Business

Health spa planned on the water in Flanders

The former Seven Z's health club on Reeves Bay in Flanders. (Credit: Andrew Lepre)
The former Seven Z’s health club on Reeves Bay in Flanders. (Credit: Andrew Lepre)

The former Peconic Health and Racquet Club on the waterfront in Flanders has been sitting vacant, boarded up and collecting weeds, since former owner Ron Zaleski closed the business nine years ago. But the building’s current owner says he plans to reopen the landmark Flanders Road building as a health club, although a slightly smaller one than before. That plan comes after other proposals for the site failed. 

“We have plans to have it reopened as a health spa in a different configuration,” said David DeRosa, owner of Island Properties and Associates, which purchased the three-acre property in 2007.

The building, once known as “Seven Zs,” has fallen into disrepair.

“We’re taking down a big portion of the building and reorganizing it a little bit differently,” Mr. DeRosa said.

Southampton Town principal planner Clare Vail said that while no formal application is yet on file with the town, the developers have met with town planners to discuss reopening the site as a health club.

Mr. DeRosa said he originally planned to raze the existing building and replace it with condominiums.

“We couldn’t get the county health department to make any kind of decision on that, so we just gave it up,” he said.
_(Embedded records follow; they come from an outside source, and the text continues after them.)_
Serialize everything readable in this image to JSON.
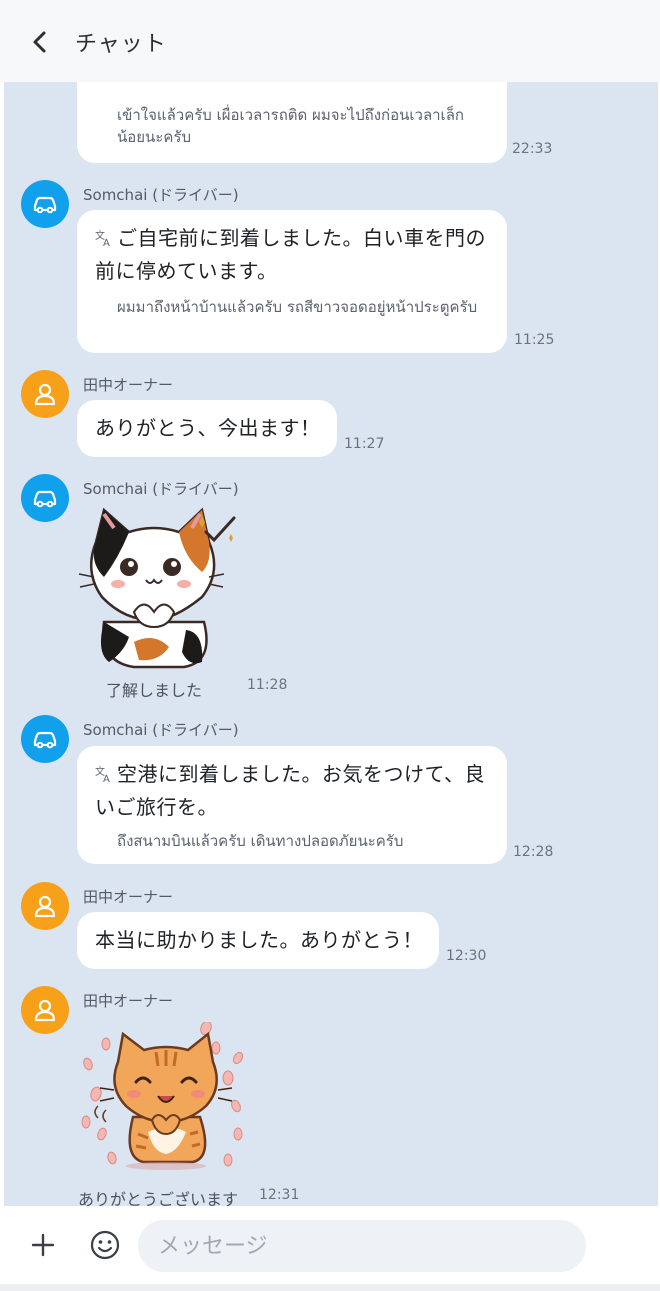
{
  "header": {
    "title": "チャット"
  },
  "messages": {
    "m0": {
      "sub": "เข้าใจแล้วครับ เผื่อเวลารถติด ผมจะไปถึงก่อนเวลาเล็กน้อยนะครับ",
      "time": "22:33"
    },
    "m1": {
      "sender": "Somchai (ドライバー)",
      "text": "ご自宅前に到着しました。白い車を門の前に停めています。",
      "sub": "ผมมาถึงหน้าบ้านแล้วครับ รถสีขาวจอดอยู่หน้าประตูครับ",
      "time": "11:25"
    },
    "m2": {
      "sender": "田中オーナー",
      "text": "ありがとう、今出ます！",
      "time": "11:27"
    },
    "m3": {
      "sender": "Somchai (ドライバー)",
      "caption": "了解しました",
      "time": "11:28"
    },
    "m4": {
      "sender": "Somchai (ドライバー)",
      "text": "空港に到着しました。お気をつけて、良いご旅行を。",
      "sub": "ถึงสนามบินแล้วครับ เดินทางปลอดภัยนะครับ",
      "time": "12:28"
    },
    "m5": {
      "sender": "田中オーナー",
      "text": "本当に助かりました。ありがとう！",
      "time": "12:30"
    },
    "m6": {
      "sender": "田中オーナー",
      "caption": "ありがとうございます",
      "time": "12:31"
    }
  },
  "composer": {
    "placeholder": "メッセージ"
  },
  "colors": {
    "driver_avatar": "#10a0ec",
    "owner_avatar": "#f7a11a",
    "chat_bg": "#dbe4f1"
  },
  "icons": {
    "back": "chevron-left-icon",
    "driver": "car-icon",
    "owner": "person-icon",
    "translate": "translate-icon",
    "plus": "plus-icon",
    "emoji": "smiley-icon"
  }
}
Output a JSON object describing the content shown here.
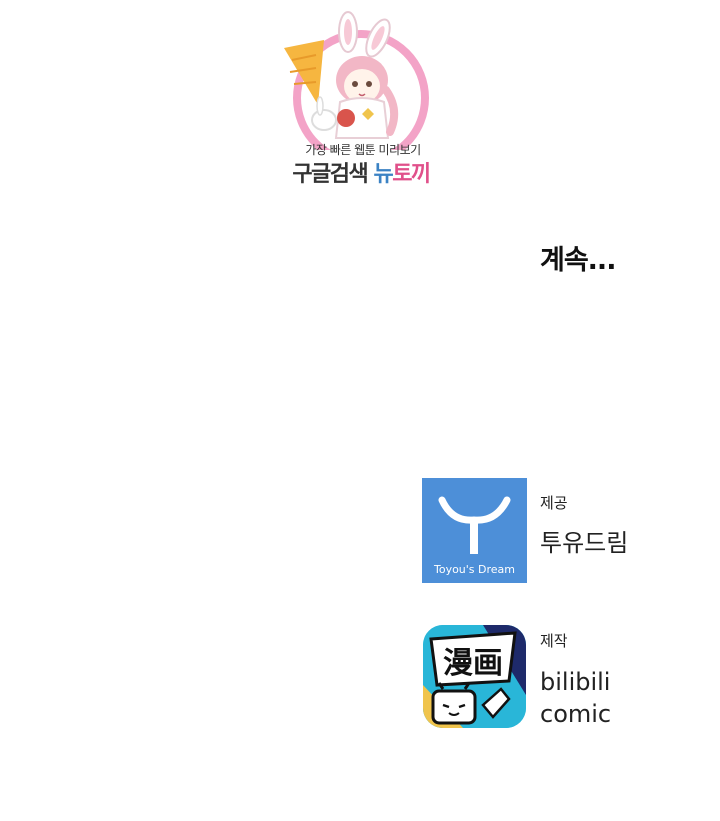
{
  "watermark": {
    "line1": "가장 빠른 웹툰 미리보기",
    "line2_part1": "구글검색 ",
    "line2_part2": "뉴",
    "line2_part3": "토끼"
  },
  "continue_text": "계속...",
  "credits": {
    "provided_label": "제공",
    "provider_name": "투유드림",
    "provider_logo_text": "Toyou's Dream",
    "produced_label": "제작",
    "producer_line1": "bilibili",
    "producer_line2": "comic",
    "producer_logo_text": "漫画"
  },
  "colors": {
    "toyou_blue": "#4d8fd8",
    "bili_cyan": "#29b6d8",
    "watermark_pink": "#e0508a",
    "watermark_blue": "#3b82c4"
  }
}
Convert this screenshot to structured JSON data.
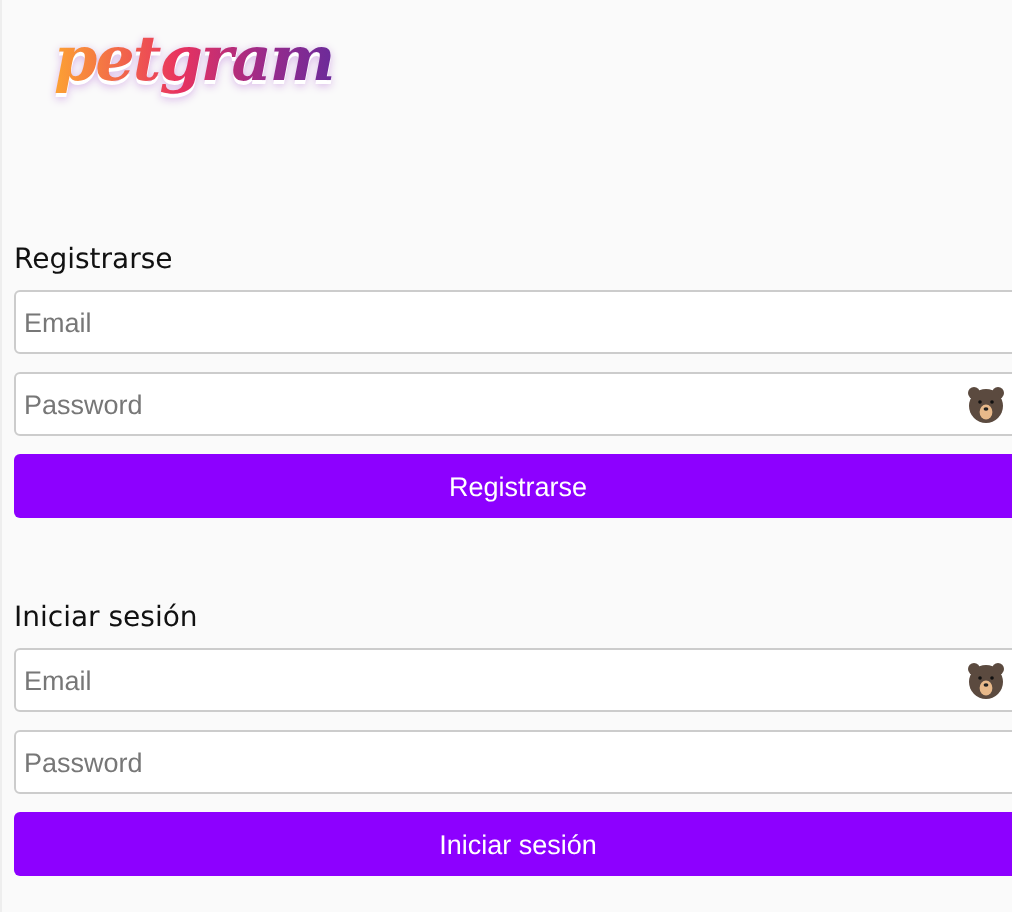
{
  "logo": {
    "text": "petgram"
  },
  "forms": [
    {
      "title": "Registrarse",
      "fields": [
        {
          "placeholder": "Email",
          "extension_icon": false
        },
        {
          "placeholder": "Password",
          "extension_icon": true
        }
      ],
      "button": "Registrarse"
    },
    {
      "title": "Iniciar sesión",
      "fields": [
        {
          "placeholder": "Email",
          "extension_icon": true
        },
        {
          "placeholder": "Password",
          "extension_icon": false
        }
      ],
      "button": "Iniciar sesión"
    }
  ]
}
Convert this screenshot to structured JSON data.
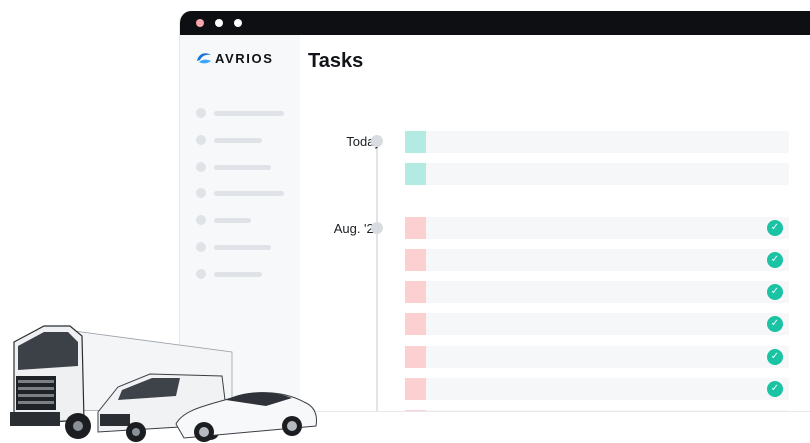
{
  "app": {
    "brand": "AVRIOS",
    "colors": {
      "accent": "#19c3a3",
      "upcoming": "#b3ebe3",
      "past": "#fccfd0",
      "titlebar": "#0d0f12"
    }
  },
  "window": {
    "controls": [
      "close",
      "minimize",
      "maximize"
    ]
  },
  "sidebar": {
    "item_count": 7
  },
  "main": {
    "title": "Tasks",
    "groups": [
      {
        "label": "Today",
        "status": "upcoming",
        "task_count": 2,
        "completed": false
      },
      {
        "label": "Aug. '22",
        "status": "past",
        "task_count": 6,
        "completed": true
      }
    ]
  },
  "icons": {
    "logo": "avrios-logo-icon",
    "check": "check-circle-icon",
    "vehicles": "vehicles-illustration"
  }
}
Mr. DeRosa had initially hoped to get about 16 condo units on the three-acre site, but withdrew that application because he was told that, due to the property’s proximity to the bay, the health department would allow no more than eight units with just standard septic systems. He said eight units would not have been economically feasible.

After that, he said, county officials approached him about buying the property for preservation.

“We had put together a plan where we would have taken down the building and left it as a sort of scenic rest stop,” Mr. DeRosa said.

County officials later indicated to him that they were no longer interested in purchasing the site, he said.

Suffolk County Legislator Jay Schneiderman (I-Montauk) said this week he was never aware of any county attempt to purchase the site.

On the septic issue, Mr. Schneiderman said, “For every use, there’s a calculated flow and you need a certain acreage to have that flow. It’s tough to get beyond that.”

Southampton Town Councilman Brad Bender, who lives in Northampton and was a member of the original health club when he was younger, said he’d rather see the property developed than left as open space, since the Flanders area needs to build its tax base.

“In Flanders, for the town to take something off the tax roll of that size, the people [would] go through the roof,” he said. “They’d rather see it developed. It would be nice if we had a business there that drew people in instead of it being boarded up.”

Island Properties plans to change the configuration of the property to remove part of the building and add more parking, Mr. DeRosa said.

When asked if he planned to restore the indoor swimming pool, he said, “We’re not 100 percent sure yet,” noting also that aluminum framing that had protected the pool has since been stolen.

“I think the town wants us to keep the pool,” Mr. DeRosa said. “They don’t have anything like that in the area and they’d prefer we kept it. Right now, in the plans we have, the pool stays.”

He also wasn’t sure if he would be permitted to build a canoe or kayak launch site or an area from which people could take JetSkis out on the bay.

Mr. DeRosa believes the Flanders area could be quickly revitalized with the proper planning and attention.

“Flanders could be turned around quite easily if the right people in the local government really took a solid look,” he said. “When you have so many properties on the water, it doesn’t take much effort to develop them. It just takes some insight where everyone sits down and puts a plan together.”

Mr. Zaleski, the previous owner, said Southampton Town once offered him $300,000 for the property, which at the time was assessed at $6 million.

Mr. Zaleski wanted so badly to get rid of the property that he held an essay contest in 1999 in which people paid a $100 entry fee and wrote essays on why they wanted to own a health club. The winner would get the health club.

He was hoping to get 12,000 entries, which would make him about $1.2 million and enable him to get out of the business.

He didn’t receive anywhere near that total, however, and had to refund the entry fees.

According to town tax records, the 2013 tax bill on the property owners  was to be $95,353, but it was reduced to $18,617 after being contested.

“This was a property that’s been a concern to us because of its high visibility,” Vince Taldone, president of the Flanders, Riverside, and Northampton Community Association, said last week after being told of the plans. “That’s why we’d be happy to see the property improved and a new business open up there.”